BB: We always like to ask if you have any tips or best practices to share with your school nutrition colleagues when it comes to serving school breakfast.

DG: The best thing for elementary schools is breakfast-in-the-classroom. It reduces the most barriers, and that’s always the best answer to doing school breakfast. If you have principal support it makes it easy, but if you don’t I recommend getting the support of a couple of teachers and doing a pilot. I push a lot of things through by saying, “Let’s do a pilot!” I usually get one really responsive teacher and then I look for the teacher who is a critic, or someone who doesn’t want to do it as much—you talk them into doing it for a short amount of time as a pilot. Be realistic about it—it is more work for a teacher. When you have a teacher’s voice who will support it, that is when you can get other things done. When it’s just you, it’s more difficult.

BB: Principal champions and teacher champions make such a difference.
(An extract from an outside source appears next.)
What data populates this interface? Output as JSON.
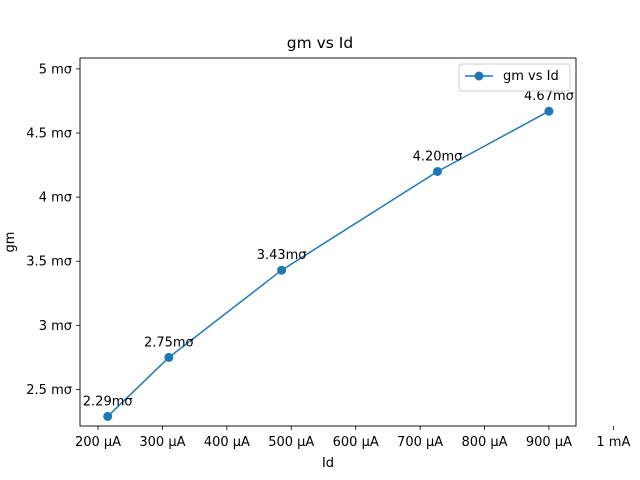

We hear that time and again. Do you have any other creative school nutrition programming you want to share with us?

DG: We have a program here in our state called “Cultivate Michigan.” It focuses on locally-grown foods throughout the year, and encourages institutions to serve them. We have worked with our local career tech center where they have a culinary program. We worked with them around Cultivate Michigan, and three times a year we will develop a recipe with them we can use in schools.

The kids at the career tech center develop recipes, then we pick two of them and they come into our kitchens and produce it, and then do taste tests in all eight of our buildings. We did winter squash in November; the students came up with a black bean butternut squash salsa and it was awesome! That was my Christmas dish for like two of my Christmas parties!

You’re talking about [students] doing 2,000 taste testing servings, and processing something crazy like eighty pounds of diced butternut squash. It’s a win for the culinary kids because they get to create something and take it to execution, and do it in bulk. It’s simpler to make one plate that someone is going to eat right away, but we’re talking about making 2,000 servings that you are going to make in one location, finish at another, and hold the food—they have to know how to do that, and what the food will look like at the end of that process.

Then the kids come out and execute the dish, which gives them these real world [situations]—you forgot the Solo cups, so what are you going to put the food in? We forgot about this utensil, what do we need to do? A lot of skills those kids need. My students get to try new foods and go home with the recipe for their families—it’s just a great program and we love being a part of it.